Let me tell you, there is no other occasion in the world that I could possibly hate as much as I despise February the freaking 14th. I hate seeing those lovey dovey couples being well, lovey-dovey. I hate seeing those stuffed animals on full display EVERYWHERE. And most of all, I absolutely hate (x10000000) the sight of fresh roses of all sizes on colors basically wherever I went.
I hate Valentine’s Day because it’s this constant reminder of the fact that I do not have a Valentine and that I have never, not even once in my life, had one.
And to my mother, if you are reading this, I knoooow I’m too young to even start thinking about those things but it’s so hard not to, especially since people my age are actually spending their Valentine’s Day with someone special.
Anyway yes, everyone who has known me for quite some time is fully aware of all the love I have for this spectacular event. On February the 14th, as expected, I woke up with a huge scowl on my face as I began to read my daily devotional.
However, the most beautiful thing in the world occurred as I realized that I, for once in my life and for the rest of my life too, had a Valentine now. I was able to fully understand and see that I am not alone and that Valentine’s Day is not a day for self-pity and complete annoyance.
All I could possibly do was laugh at myself as I almost felt like the Lord, Himself, gave me a pat on the back and said, “it’s okay, Thea. You are not alone because I Am here for you.

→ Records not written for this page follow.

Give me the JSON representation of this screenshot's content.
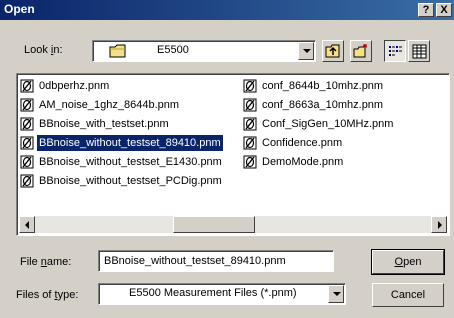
{
  "dialog": {
    "title": "Open",
    "help_label": "?",
    "close_label": "X"
  },
  "lookin": {
    "label_pre": "Look ",
    "label_hot": "i",
    "label_post": "n:",
    "value": "E5500",
    "folder_icon": "folder-icon"
  },
  "toolbar": {
    "up_icon": "up-folder-icon",
    "new_icon": "new-folder-icon",
    "list_icon": "list-view-icon",
    "details_icon": "details-view-icon"
  },
  "files": {
    "col1": [
      "0dbperhz.pnm",
      "AM_noise_1ghz_8644b.pnm",
      "BBnoise_with_testset.pnm",
      "BBnoise_without_testset_89410.pnm",
      "BBnoise_without_testset_E1430.pnm",
      "BBnoise_without_testset_PCDig.pnm"
    ],
    "col2": [
      "conf_8644b_10mhz.pnm",
      "conf_8663a_10mhz.pnm",
      "Conf_SigGen_10MHz.pnm",
      "Confidence.pnm",
      "DemoMode.pnm"
    ],
    "selected": "BBnoise_without_testset_89410.pnm"
  },
  "filename": {
    "label_pre": "File ",
    "label_hot": "n",
    "label_post": "ame:",
    "value": "BBnoise_without_testset_89410.pnm"
  },
  "filetype": {
    "label_pre": "Files of ",
    "label_hot": "t",
    "label_post": "ype:",
    "value": "E5500 Measurement Files (*.pnm)"
  },
  "buttons": {
    "open_hot": "O",
    "open_rest": "pen",
    "cancel": "Cancel"
  }
}
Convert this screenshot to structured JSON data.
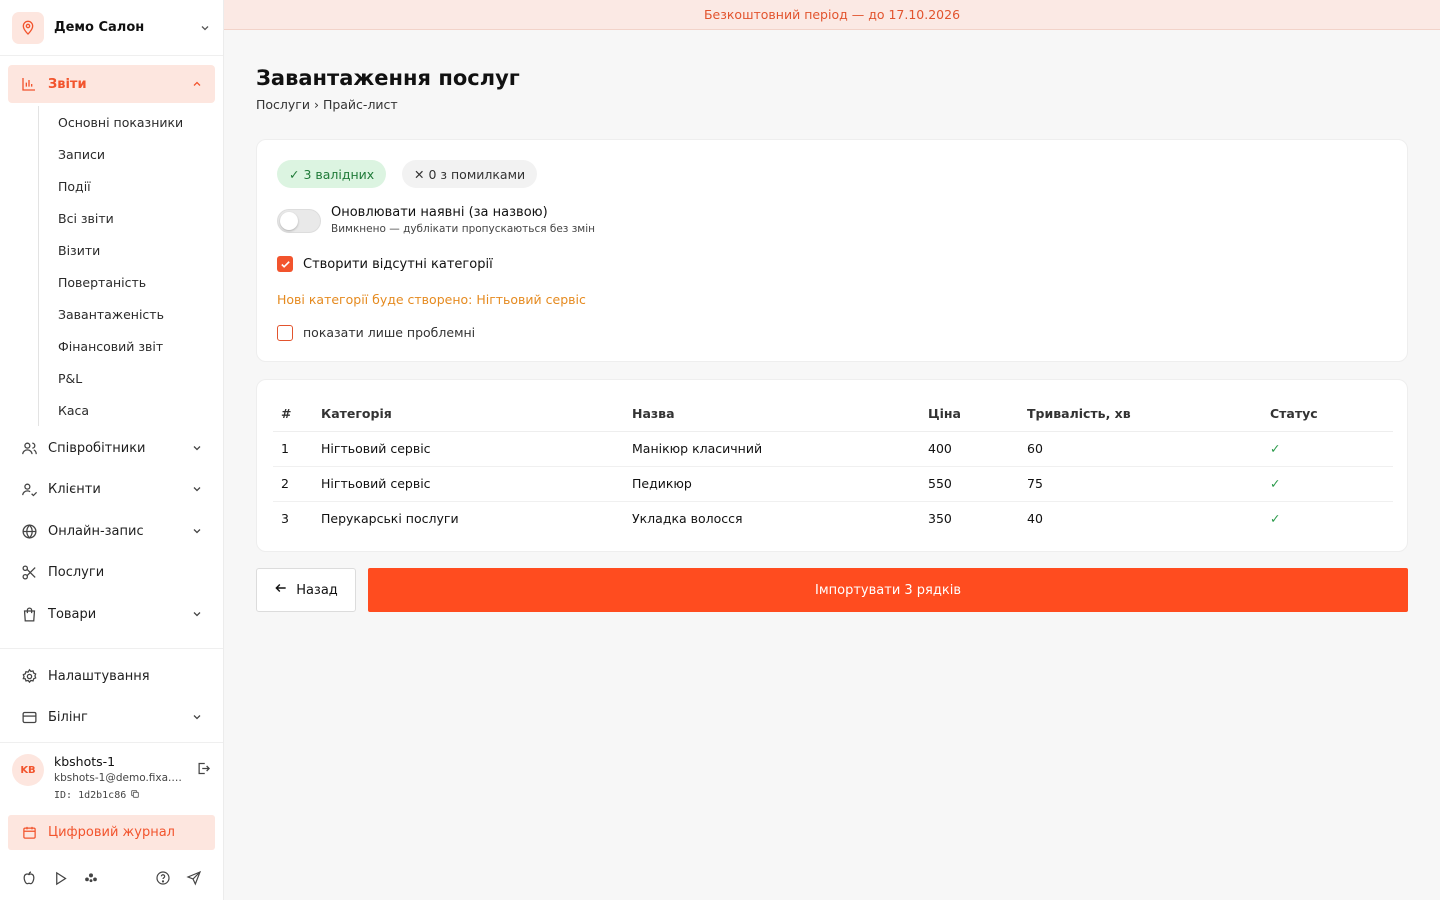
{
  "sidebar": {
    "salon_name": "Демо Салон",
    "active_section": "Звіти",
    "reports_sub": [
      "Основні показники",
      "Записи",
      "Події",
      "Всі звіти",
      "Візити",
      "Повертаність",
      "Завантаженість",
      "Фінансовий звіт",
      "P&L",
      "Каса"
    ],
    "staff": "Співробітники",
    "clients": "Клієнти",
    "online": "Онлайн-запис",
    "services": "Послуги",
    "products": "Товари",
    "settings": "Налаштування",
    "billing": "Білінг",
    "journal": "Цифровий журнал",
    "accent": "#f2542d"
  },
  "user": {
    "initials": "KB",
    "name": "kbshots-1",
    "email": "kbshots-1@demo.fixa.b...",
    "id": "ID: 1d2b1c86"
  },
  "banner": "Безкоштовний період — до 17.10.2026",
  "page": {
    "title": "Завантаження послуг",
    "breadcrumb": "Послуги › Прайс-лист"
  },
  "options": {
    "valid_pill": "✓ 3 валідних",
    "error_pill": "✕ 0 з помилками",
    "update_label": "Оновлювати наявні (за назвою)",
    "update_hint": "Вимкнено — дублікати пропускаються без змін",
    "update_enabled": false,
    "create_categories_label": "Створити відсутні категорії",
    "create_categories_checked": true,
    "new_categories_notice": "Нові категорії буде створено: Нігтьовий сервіс",
    "only_problems_label": "показати лише проблемні",
    "only_problems_checked": false
  },
  "table": {
    "headers": [
      "#",
      "Категорія",
      "Назва",
      "Ціна",
      "Тривалість, хв",
      "Статус"
    ],
    "rows": [
      [
        "1",
        "Нігтьовий сервіс",
        "Манікюр класичний",
        "400",
        "60",
        "✓"
      ],
      [
        "2",
        "Нігтьовий сервіс",
        "Педикюр",
        "550",
        "75",
        "✓"
      ],
      [
        "3",
        "Перукарські послуги",
        "Укладка волосся",
        "350",
        "40",
        "✓"
      ]
    ]
  },
  "actions": {
    "back": "Назад",
    "import": "Імпортувати 3 рядків"
  }
}
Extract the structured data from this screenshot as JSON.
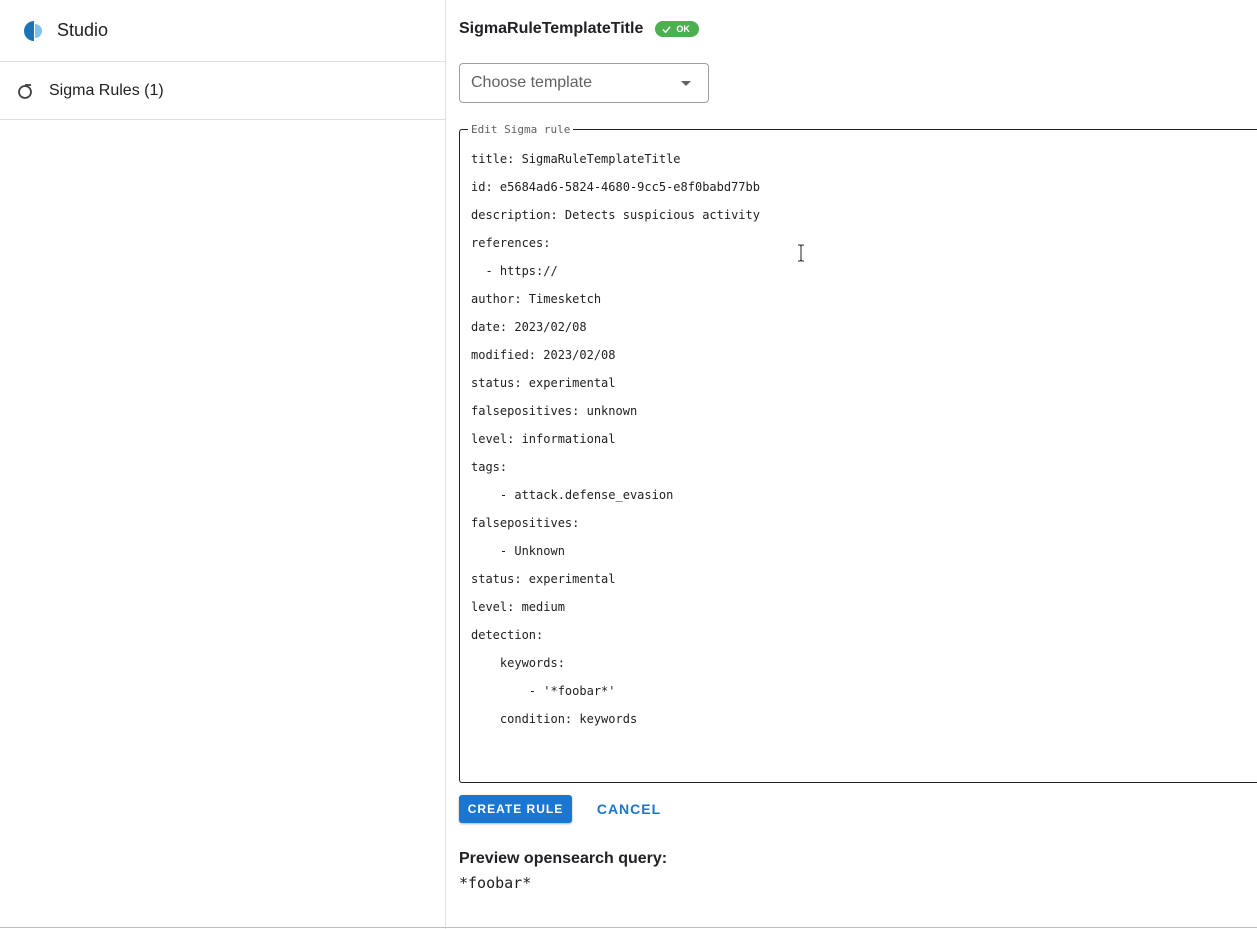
{
  "sidebar": {
    "brand": {
      "name": "Studio",
      "icon": "timesketch-logo"
    },
    "items": [
      {
        "label": "Sigma Rules (1)",
        "icon": "sigma-icon"
      }
    ]
  },
  "main": {
    "rule_title": "SigmaRuleTemplateTitle",
    "status_badge": "OK",
    "template_select": {
      "placeholder": "Choose template"
    },
    "editor": {
      "legend": "Edit Sigma rule",
      "lines": [
        "title: SigmaRuleTemplateTitle",
        "id: e5684ad6-5824-4680-9cc5-e8f0babd77bb",
        "description: Detects suspicious activity",
        "references:",
        "  - https://",
        "author: Timesketch",
        "date: 2023/02/08",
        "modified: 2023/02/08",
        "status: experimental",
        "falsepositives: unknown",
        "level: informational",
        "tags:",
        "    - attack.defense_evasion",
        "falsepositives:",
        "    - Unknown",
        "status: experimental",
        "level: medium",
        "detection:",
        "    keywords:",
        "        - '*foobar*'",
        "    condition: keywords"
      ]
    },
    "buttons": {
      "create": "CREATE RULE",
      "cancel": "CANCEL"
    },
    "preview": {
      "label": "Preview opensearch query:",
      "query": "*foobar*"
    }
  },
  "colors": {
    "primary": "#1976d2",
    "ok_green": "#4caf50",
    "logo_dark": "#1e73b8",
    "logo_light": "#7ec3ec"
  }
}
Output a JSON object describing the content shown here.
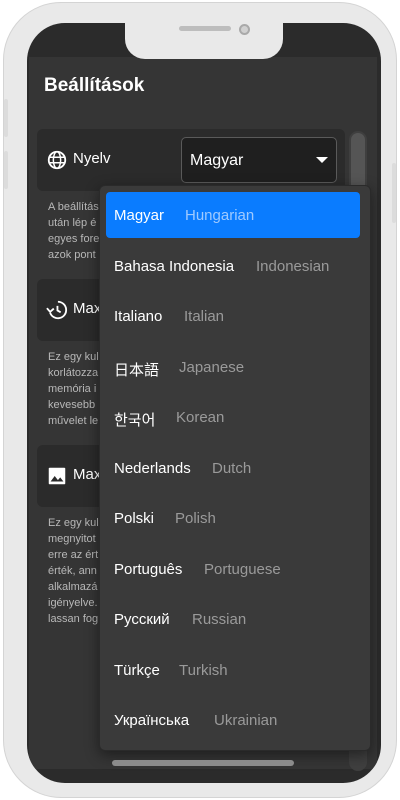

I Am all the Love you’ll ever need.”
For the entirety of my life, I have become so pathetic as to think to myself, “I don’t want to become an old lady who lives alone with cats because I hate cats and I don’t want to be alone.” Seriously though, I obviously have issues.
I never realized how wrong it was to become embittered by a certain day about love because yet again, what is LOVE? As it is written in 1 John 4:10 (CEV),
“Real love isn’t our love for God, but His Love for us. God sent His Son to be the Sacrifice by which our sins are forgiven.”
By dreading the day of hearts and allowing myself to be filled with so much bitterness and anger, I am also forgetting that TRUE LOVE cannot be found in a love between a man and a woman nor between a mother and a child. The TRUEST LOVE anyone could ever find is Jesus’ death upon the cross for our sins.
Moreover, because The Lord already chose to die for me even while I was still a sinner, would He not be gracious enough to give me all the Love I could ever need? Would He deprive me of the very Thing by which He even refers to Himself sometimes?
In the perspective of the world, I may be some lonely 17-year-old who might as well just go to the nunnery or something BUT in reality, I am a thousand times more blessed than any other girl with a date, chocolates and bouquet of flowers on this occasion.
My date on Valentine’s Day is not some guy who could possibly break my blood-pumping muscle anytime, my date is The King of all kings and The Lord of all lords.
So no, I am not anymore sad that Patrick Schwarzenegger and Miley Cyrus probably went out today because my God is a thousand times more handsome than any other existing human being on this planet.
And besides, I am absolutely certain now that the Lord is preparing and grooming the boy whom He has set for me and whom I would spent my Valentine’s Day with someday. I am a hundred percent sure that when the day finally comes for me to spend the time with the best man for me, it would be worth all of the waiting I have been doing.
Therefore, all you single ladies, put your hands up and give praise to The Lord instead of dwelling in your bitterness and self-pity. Stop fretting! Just keep looking upon the eyes of The Lord because He is ALWAYS at work. I pray that the Lord touches your heart through this and lastly but certainly not the least, happy Valentine’s Day, you guys!